In many ways it will be the same. The Zune will be tied to a single music store, the Zune Marketplace, and will be cutting RealNetworks' (RNWK) Rhapsody, Napster (NAPS), and others out of its little ecosystem, just at a time when it's increasingly clear to me that for the digital music market to grow, closed ecosystems like this will have to move toward interoperability (see BusinessWeek.com, 10/25/06, "Apple, Tear Down This Wall").

While Mac owners tend to be iPod owners too, and there's a good deal of evidence that owning an iPod tends to encourage switching away from Windows and to the Mac (see BusinessWeek.com, 6/15/06, "Apple's Growing Bite of the Market "), there's at least some evidence that consumers who own iPods don't necessarily bear terribly strong loyalties toward the product over the long term.

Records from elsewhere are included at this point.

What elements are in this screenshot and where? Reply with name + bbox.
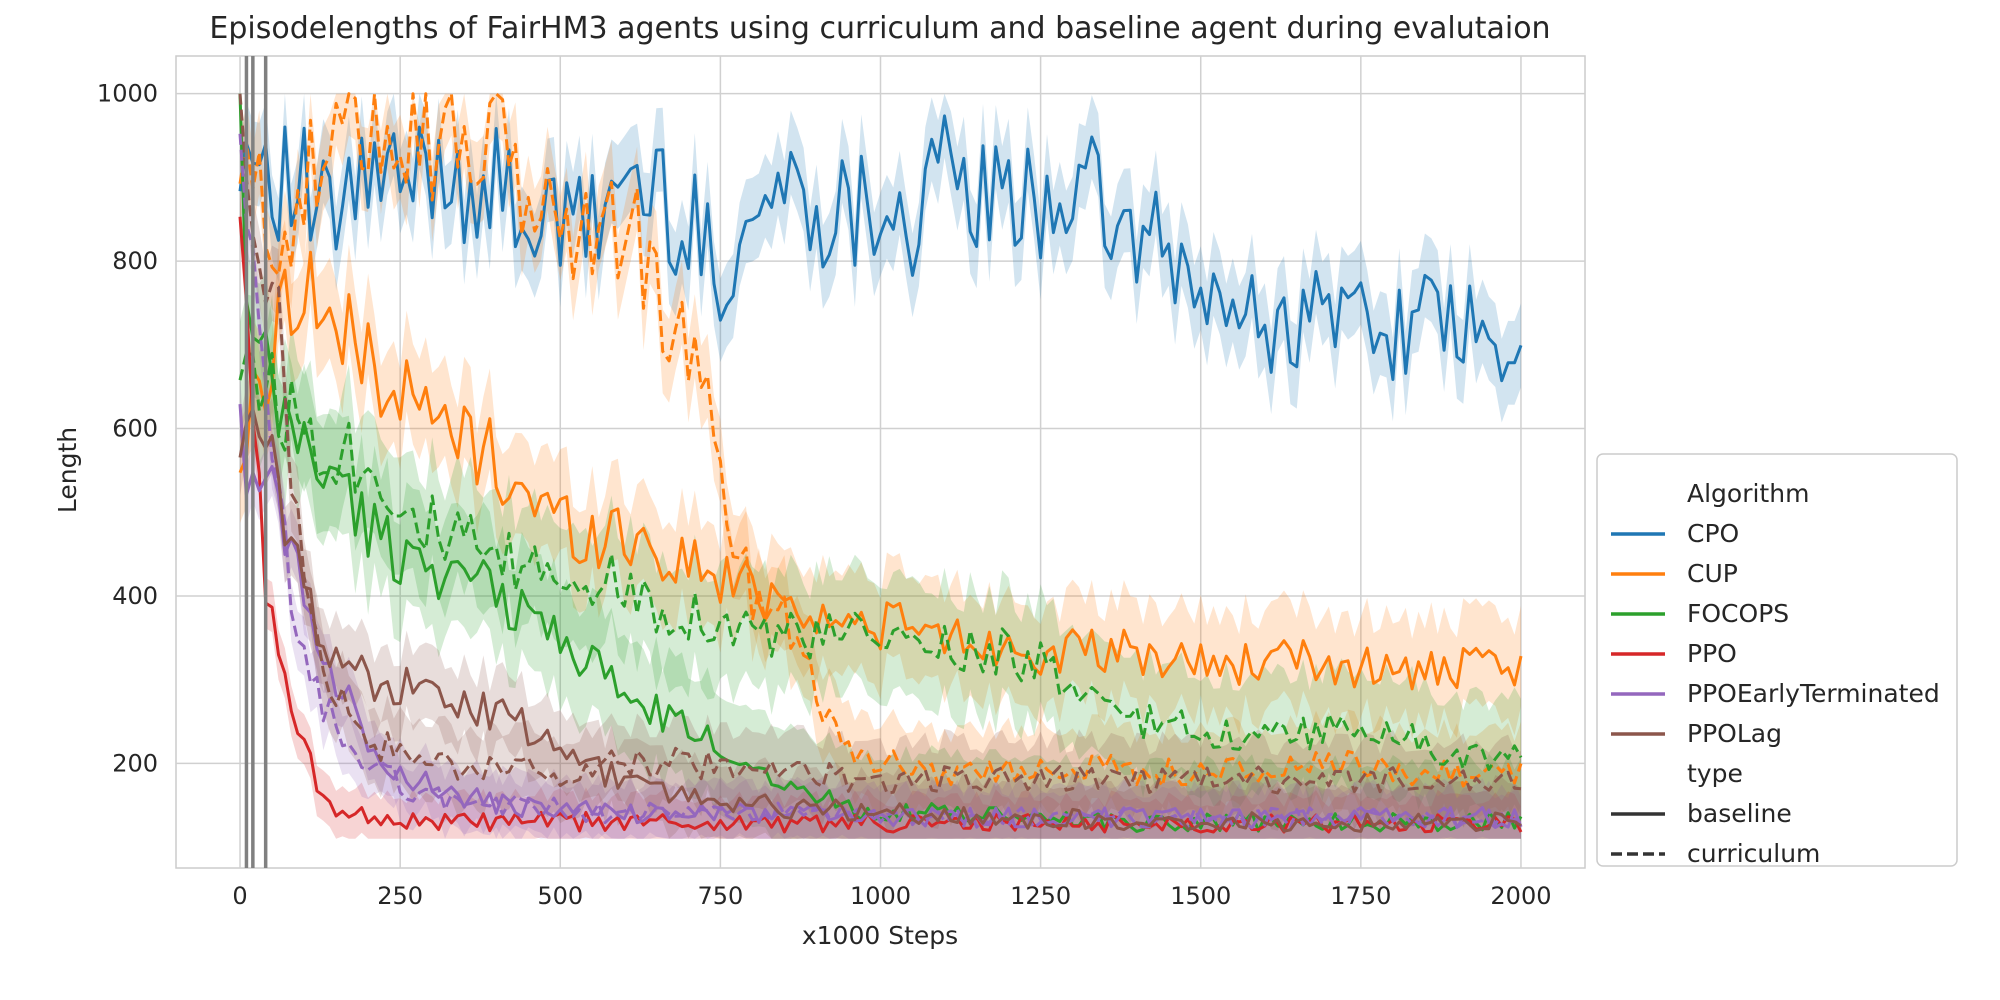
band-cup-baseline (240, 202, 1521, 740)
band-ppolag-baseline (240, 371, 1521, 839)
vertical-markers (244, 56, 268, 868)
band-cup-curriculum (240, 93, 1521, 828)
line-ppolag-curriculum (238, 93, 1522, 795)
x-axis-label: x1000 Steps (802, 921, 958, 950)
gridlines (176, 56, 1585, 868)
legend-entry: CUP (1687, 559, 1738, 588)
line-cpo-baseline (238, 114, 1523, 383)
legend-title-algorithm: Algorithm (1687, 479, 1809, 508)
band-ppoearlyterminated-curriculum (240, 104, 1521, 839)
line-cup-baseline (238, 250, 1523, 691)
legend-title-type: type (1687, 759, 1743, 788)
x-tick-label: 250 (377, 882, 423, 910)
x-tick-label: 1250 (1010, 882, 1071, 910)
y-tick-label: 800 (112, 247, 158, 275)
legend-box (1596, 453, 1958, 867)
x-tick-label: 1750 (1330, 882, 1391, 910)
legend-entry: baseline (1687, 799, 1792, 828)
legend-entry: PPO (1687, 639, 1737, 668)
band-ppolag-curriculum (240, 93, 1521, 831)
x-tick-label: 2000 (1490, 882, 1551, 910)
legend: Algorithm CPO CUP FOCOPS PPO PPOEarlyTerminat… (1596, 453, 1958, 868)
legend-entry: PPOLag (1687, 719, 1782, 748)
band-ppoearlyterminated-baseline (240, 374, 1521, 839)
x-tick-label: 0 (232, 882, 247, 910)
legend-entry: FOCOPS (1687, 599, 1789, 628)
line-ppoearlyterminated-curriculum (238, 133, 1522, 830)
x-tick-label: 1000 (850, 882, 911, 910)
y-tick-label: 600 (112, 415, 158, 443)
band-focops-curriculum (240, 294, 1521, 829)
line-ppolag-baseline (238, 407, 1522, 833)
y-tick-label: 200 (112, 749, 158, 777)
tick-labels: 0 250 500 750 1000 1250 1500 1750 2000 200 400 600 8… (97, 80, 1552, 910)
chart-title: Episodelengths of FairHM3 agents using c… (209, 11, 1550, 46)
band-cpo-baseline (240, 93, 1521, 423)
line-cup-curriculum (238, 92, 1523, 788)
legend-entry: PPOEarlyTerminated (1687, 679, 1940, 708)
x-tick-label: 500 (537, 882, 583, 910)
y-axis-label: Length (53, 427, 82, 513)
series-lines (238, 92, 1523, 834)
x-tick-label: 750 (697, 882, 743, 910)
y-tick-label: 1000 (97, 80, 158, 108)
line-focops-curriculum (238, 351, 1523, 771)
legend-entry: curriculum (1687, 839, 1820, 868)
y-tick-label: 400 (112, 582, 158, 610)
legend-entry: CPO (1687, 519, 1739, 548)
x-tick-label: 1500 (1170, 882, 1231, 910)
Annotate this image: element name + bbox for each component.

ABI Research recently found that of 1,725 adults surveyed, 58% of those who already own an iPod said they'd consider buying a Zune in the next 12 months, after hearing about its features. Mind you, people don't always behave in real life the way they say they will in surveys.
For the Curious and the Haters

Additionally, I have problems with the methodology of the survey. I asked ABI analyst Steve Wilson if the results accounted for Mac users vs. Windows users. He said respondents were asked what kind of computer they used, but that the results were more or less equally distributed among them. But it's hard for me to imagine a self-aware Mac user who would consider a Zune as more or less equal to an iPod, mainly because the Zune won't work with a Mac. Still, I think the research suggests there's a market opening for Microsoft to exploit, but I'd argue that it's nowhere near as high as Wilson suggests.

There are some iPod owners—some frustrated, some simply curious, but all ready to try something different—who will try the Zune. And then there are the iPod-haters, like my friend mentioned above. For them, the best thing the Zune has to offer a potential consumer is that it doesn't bear the iPod name or the Apple logo.

And yet the iPod remains the hugely successful product, outshining its nearest competitors, such as Sandisk (SNDK), Creative, Samsung, Cowon, and others. And here is the reason I think the Zune will remain at a huge disadvantage: the cool factor.
Violating the Rules of Cool

Remember the three rules of cool, as documented by Malcolm Gladwell in The New Yorker almost a decade ago. First: The act of discovering cool causes cool to move on. If you accept that the iPod is still cool, as many still do, then the Zune can't help but seem an arriviste, an interloper, poseur product encroaching on well-defined "cool" territory. When the uncool discover a cool place, the cool take their business elsewhere. Microsoft's a little light on the cool bona fides, despite the Xbox 360.

The Zune will seem a not-pod, proving the second rule of cool: It cannot be manufactured, only observed, and then by those who are themselves cool. An iPod is a requisite accoutrement of cool. This is the result of a carefully constructed marketing effort on Apple's part. Any attempt that Microsoft makes to market the Zune will fall short of the high bar set by Apple, which has an almost natural sense for turning its ads into entertainment. Describe for me three Apple TV ads you remember from the last two years. Now, try to describe for me three Microsoft ads. Bet you can't. That's the Apple marketing machine at work.

Finally, there's the third rule of cool: You have to be cool to know cool. And since when is Microsoft cool? The iPod was cool from birth. The Zune will be seen for what it is: a me-too product that is expressing Microsoft's envy at not being cool. It will carve out its own niche of the market, but by this time next year, it will be considered a dismal failure.


jag
 
i admit microsoft is a very envious company and just joins other markets just to fill that void.

gaming market,now music market.
 
GoldenAgeHero said:
i admit microsoft is a very envious company and just joins other markets just to fill that void.

gaming market,now music market.

The key to secret entrepeneurialship is to never be a pioneer, but to do what works well for others.
 
zune is still the gayest word I've ever heard.